Block explains the process, and talks to inmates as well as their drill instructors, counselors, and classroom teachers to provide a well- rounded picture.

He notes the scenic location of the camp, two miles south of Buena Vista, and observes that “If sites of outstanding natural beauty were an inoculation against offending, Colorado would be a crime-free zone.”

Block arrived with some assumptions. “We had wanted to see a boot camp to confirm our preconceptions that it would be brutal, militaristic, harsh, and pointless, full of shouting and marching. We heard shouting and saw marching; the camp was run on military lines. But we saw no sign of brutality, no harshness, and what was being done was far from pointless. We also saw education in progress: classes in cognitive thinking, alcohol and drug abuse rehabilitation and general education.

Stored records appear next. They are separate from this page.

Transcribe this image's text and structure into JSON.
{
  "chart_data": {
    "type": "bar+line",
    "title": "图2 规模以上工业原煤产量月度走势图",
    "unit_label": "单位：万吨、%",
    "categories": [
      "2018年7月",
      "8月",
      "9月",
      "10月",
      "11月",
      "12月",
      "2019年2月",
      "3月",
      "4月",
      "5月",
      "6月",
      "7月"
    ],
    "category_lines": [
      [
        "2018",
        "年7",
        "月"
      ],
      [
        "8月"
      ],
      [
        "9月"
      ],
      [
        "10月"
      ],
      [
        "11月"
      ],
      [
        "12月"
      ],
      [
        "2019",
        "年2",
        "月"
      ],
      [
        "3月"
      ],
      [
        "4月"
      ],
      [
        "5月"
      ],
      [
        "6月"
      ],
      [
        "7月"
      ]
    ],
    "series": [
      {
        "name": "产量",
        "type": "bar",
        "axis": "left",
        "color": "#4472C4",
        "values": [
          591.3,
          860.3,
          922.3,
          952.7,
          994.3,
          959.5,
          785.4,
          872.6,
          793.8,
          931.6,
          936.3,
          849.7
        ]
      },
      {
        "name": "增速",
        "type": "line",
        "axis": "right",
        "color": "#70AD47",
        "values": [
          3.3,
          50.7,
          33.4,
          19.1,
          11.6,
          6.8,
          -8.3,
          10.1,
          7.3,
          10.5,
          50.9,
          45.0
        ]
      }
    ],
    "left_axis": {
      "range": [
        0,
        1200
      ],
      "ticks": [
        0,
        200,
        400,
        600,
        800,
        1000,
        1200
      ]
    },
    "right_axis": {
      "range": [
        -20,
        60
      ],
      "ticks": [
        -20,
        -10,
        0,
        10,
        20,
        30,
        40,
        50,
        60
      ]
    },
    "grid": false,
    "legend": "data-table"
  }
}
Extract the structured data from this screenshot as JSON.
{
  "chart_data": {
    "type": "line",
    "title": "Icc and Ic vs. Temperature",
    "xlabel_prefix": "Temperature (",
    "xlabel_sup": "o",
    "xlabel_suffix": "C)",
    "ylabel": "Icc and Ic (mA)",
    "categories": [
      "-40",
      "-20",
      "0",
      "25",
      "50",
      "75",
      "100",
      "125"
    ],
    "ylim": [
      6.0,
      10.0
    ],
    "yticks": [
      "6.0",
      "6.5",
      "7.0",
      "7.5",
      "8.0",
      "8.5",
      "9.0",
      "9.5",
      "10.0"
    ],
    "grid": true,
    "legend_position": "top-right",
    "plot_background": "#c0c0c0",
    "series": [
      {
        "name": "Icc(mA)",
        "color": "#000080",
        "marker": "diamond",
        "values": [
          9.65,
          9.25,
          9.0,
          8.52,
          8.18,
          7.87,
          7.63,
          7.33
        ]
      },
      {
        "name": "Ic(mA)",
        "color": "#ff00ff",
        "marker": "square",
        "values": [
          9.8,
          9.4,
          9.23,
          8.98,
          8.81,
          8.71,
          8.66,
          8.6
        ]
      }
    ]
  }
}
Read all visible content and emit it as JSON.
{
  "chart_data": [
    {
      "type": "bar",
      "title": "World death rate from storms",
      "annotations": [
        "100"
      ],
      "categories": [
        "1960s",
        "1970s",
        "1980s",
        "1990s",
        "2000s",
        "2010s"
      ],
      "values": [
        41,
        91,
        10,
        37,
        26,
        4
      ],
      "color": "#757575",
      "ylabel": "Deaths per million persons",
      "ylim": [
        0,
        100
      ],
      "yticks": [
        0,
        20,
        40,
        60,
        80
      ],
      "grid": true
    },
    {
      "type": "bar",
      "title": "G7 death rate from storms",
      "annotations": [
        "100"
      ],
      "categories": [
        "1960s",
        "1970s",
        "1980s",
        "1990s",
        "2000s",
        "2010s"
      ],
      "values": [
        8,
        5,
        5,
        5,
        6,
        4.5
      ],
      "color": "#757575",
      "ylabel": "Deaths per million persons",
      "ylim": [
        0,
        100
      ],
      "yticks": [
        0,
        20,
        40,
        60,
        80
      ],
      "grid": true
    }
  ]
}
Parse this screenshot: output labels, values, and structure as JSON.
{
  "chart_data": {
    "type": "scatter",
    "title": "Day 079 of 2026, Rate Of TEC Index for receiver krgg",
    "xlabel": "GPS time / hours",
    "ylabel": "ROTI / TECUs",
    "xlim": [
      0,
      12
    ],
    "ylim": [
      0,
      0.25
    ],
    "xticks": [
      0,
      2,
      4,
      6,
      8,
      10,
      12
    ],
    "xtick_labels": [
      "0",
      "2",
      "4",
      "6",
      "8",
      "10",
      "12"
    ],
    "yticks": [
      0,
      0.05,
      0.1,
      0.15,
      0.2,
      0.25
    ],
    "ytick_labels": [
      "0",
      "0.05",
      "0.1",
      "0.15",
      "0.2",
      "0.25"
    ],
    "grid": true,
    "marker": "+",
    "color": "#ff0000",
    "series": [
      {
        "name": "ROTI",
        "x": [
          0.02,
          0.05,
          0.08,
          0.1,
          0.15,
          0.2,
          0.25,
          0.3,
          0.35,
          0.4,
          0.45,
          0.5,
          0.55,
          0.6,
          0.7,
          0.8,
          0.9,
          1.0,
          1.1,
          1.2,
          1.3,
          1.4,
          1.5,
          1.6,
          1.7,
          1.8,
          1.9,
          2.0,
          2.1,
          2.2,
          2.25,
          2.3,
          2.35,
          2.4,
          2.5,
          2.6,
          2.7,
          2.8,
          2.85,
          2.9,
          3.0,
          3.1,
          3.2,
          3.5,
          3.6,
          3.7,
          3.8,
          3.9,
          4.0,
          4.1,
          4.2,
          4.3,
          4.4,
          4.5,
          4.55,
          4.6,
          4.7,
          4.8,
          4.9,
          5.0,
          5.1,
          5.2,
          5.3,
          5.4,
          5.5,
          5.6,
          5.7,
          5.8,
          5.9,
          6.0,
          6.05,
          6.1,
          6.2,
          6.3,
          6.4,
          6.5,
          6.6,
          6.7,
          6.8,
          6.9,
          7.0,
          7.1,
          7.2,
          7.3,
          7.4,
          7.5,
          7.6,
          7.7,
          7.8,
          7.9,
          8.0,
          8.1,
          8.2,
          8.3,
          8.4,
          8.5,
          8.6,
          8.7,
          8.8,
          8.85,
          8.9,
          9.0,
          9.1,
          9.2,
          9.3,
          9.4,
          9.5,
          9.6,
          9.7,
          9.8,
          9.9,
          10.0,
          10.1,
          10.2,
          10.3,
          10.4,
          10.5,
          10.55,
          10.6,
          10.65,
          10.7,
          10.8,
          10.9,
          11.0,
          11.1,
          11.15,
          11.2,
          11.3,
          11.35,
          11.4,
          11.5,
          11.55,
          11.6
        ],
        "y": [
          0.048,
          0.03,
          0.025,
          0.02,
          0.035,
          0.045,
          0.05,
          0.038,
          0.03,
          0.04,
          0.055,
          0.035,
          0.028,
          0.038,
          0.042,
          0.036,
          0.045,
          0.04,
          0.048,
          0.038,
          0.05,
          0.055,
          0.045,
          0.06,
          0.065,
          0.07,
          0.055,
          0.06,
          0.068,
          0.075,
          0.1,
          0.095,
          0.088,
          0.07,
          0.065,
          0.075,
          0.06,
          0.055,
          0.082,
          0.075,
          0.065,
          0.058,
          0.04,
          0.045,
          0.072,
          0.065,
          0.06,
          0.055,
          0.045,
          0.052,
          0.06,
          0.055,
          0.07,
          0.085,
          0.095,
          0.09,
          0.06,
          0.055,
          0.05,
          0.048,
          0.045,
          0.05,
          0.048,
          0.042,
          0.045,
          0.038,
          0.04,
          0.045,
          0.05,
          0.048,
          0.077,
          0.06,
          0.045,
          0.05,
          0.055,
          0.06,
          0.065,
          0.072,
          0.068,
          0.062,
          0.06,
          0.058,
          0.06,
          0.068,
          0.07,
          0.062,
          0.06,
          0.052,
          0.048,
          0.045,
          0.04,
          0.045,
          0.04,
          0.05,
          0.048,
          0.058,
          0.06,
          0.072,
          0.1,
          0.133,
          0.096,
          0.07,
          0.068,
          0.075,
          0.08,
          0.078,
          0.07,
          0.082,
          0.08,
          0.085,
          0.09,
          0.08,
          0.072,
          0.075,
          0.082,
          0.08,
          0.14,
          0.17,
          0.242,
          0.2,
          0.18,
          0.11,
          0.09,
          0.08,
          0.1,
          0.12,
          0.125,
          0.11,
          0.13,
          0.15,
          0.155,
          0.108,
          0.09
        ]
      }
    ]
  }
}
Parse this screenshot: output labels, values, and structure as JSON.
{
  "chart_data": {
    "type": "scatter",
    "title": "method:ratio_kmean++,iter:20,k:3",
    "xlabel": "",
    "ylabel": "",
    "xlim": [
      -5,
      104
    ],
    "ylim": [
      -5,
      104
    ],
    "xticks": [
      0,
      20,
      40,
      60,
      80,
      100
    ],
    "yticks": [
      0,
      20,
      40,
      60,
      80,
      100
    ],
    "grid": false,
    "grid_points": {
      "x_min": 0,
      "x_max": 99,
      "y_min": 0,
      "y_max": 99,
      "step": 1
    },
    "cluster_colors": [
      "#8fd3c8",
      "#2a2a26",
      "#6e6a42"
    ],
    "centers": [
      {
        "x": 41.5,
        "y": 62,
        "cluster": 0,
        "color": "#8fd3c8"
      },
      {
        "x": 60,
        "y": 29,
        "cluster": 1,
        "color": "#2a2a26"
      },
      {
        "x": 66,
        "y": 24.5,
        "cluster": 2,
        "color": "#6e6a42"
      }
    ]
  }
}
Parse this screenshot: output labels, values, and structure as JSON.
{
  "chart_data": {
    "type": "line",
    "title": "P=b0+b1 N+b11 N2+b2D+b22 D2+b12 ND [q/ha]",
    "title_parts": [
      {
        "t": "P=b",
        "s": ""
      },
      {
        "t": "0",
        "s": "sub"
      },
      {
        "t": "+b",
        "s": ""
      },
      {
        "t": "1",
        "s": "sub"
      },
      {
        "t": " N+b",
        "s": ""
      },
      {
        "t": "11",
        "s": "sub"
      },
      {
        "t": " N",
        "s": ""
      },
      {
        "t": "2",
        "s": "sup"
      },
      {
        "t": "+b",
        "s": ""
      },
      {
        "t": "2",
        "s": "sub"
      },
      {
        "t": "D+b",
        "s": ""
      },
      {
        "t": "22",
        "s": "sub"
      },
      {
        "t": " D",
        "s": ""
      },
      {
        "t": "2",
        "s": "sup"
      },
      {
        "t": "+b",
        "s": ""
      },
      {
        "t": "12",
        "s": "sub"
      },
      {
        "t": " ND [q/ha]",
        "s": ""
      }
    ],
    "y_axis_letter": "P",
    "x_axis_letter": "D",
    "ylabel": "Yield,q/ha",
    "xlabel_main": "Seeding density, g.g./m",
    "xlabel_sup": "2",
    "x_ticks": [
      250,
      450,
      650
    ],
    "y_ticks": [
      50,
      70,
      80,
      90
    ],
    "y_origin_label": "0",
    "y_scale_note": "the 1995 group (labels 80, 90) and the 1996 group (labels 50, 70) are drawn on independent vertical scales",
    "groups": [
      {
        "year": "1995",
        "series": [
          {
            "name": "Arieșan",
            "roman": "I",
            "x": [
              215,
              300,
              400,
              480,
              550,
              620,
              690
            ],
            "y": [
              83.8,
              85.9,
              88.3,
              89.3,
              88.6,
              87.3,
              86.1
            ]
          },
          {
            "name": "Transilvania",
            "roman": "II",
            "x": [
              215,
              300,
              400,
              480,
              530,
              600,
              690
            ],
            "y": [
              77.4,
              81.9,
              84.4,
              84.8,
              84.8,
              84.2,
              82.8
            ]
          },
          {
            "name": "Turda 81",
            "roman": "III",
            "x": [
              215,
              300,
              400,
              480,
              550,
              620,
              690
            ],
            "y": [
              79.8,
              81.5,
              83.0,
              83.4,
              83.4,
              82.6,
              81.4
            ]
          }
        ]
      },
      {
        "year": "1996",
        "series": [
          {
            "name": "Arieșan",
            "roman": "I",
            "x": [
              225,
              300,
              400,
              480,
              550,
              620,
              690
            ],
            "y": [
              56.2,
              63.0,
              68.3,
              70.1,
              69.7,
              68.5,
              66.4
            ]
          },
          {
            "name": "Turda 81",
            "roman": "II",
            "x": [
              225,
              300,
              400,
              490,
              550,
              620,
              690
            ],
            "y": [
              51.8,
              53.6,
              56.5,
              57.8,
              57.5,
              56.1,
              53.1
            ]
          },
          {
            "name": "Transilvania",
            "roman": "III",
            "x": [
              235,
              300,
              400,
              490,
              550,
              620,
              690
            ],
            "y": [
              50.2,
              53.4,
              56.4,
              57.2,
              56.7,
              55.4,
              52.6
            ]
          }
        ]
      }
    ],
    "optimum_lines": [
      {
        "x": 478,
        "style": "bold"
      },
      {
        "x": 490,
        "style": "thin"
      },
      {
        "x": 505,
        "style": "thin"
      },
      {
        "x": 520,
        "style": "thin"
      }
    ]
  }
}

“The drill instructors yelled at the inmates during drilling or physical education sessions, but when they talked to us it was clear that they knew that they were part of a programme, and that the heart of the programme was to re-educate the offenders and change their mind-sets away from crime. The teachers were passionate about what they were doing and they in their turn recognised that the drilling and shouting were also necessary, in order to instill a sense of discipline that the offenders had hitherto lacked….

“There we were, a couple of bleeding-heart liberals, impressed by what was going on in an American boot camp and regretting that we had nothing like it in our own country.”

BLOCK’S CONCLUSIONS are generally favorable. He points out that even if the recidivism rate is no great improvement on a regular prison’s, the boot camp accomplishes the same results at a lower cost.

But he does have some criticism. One is that there’s too much make-work — hauling stones from one side of a field to another, for instance — when there’s an ample supply of real work in this world. Another is that the boot camp can come at any point during an inmate’s sentence, and the lessons would stick better if the boot camp was always near the end. And he’s appalled by the length of American prison sentences, compared to Britain’s.

One classic book once resulted from a foreigner’s examination of American prisons (Alexis de Tocqueville’s Democracy in America). It’s doubtful that The Pain and the Pride will ever reach that status, but it’s certainly good reading, and full of information about a nearby place that had seemed rather mysterious.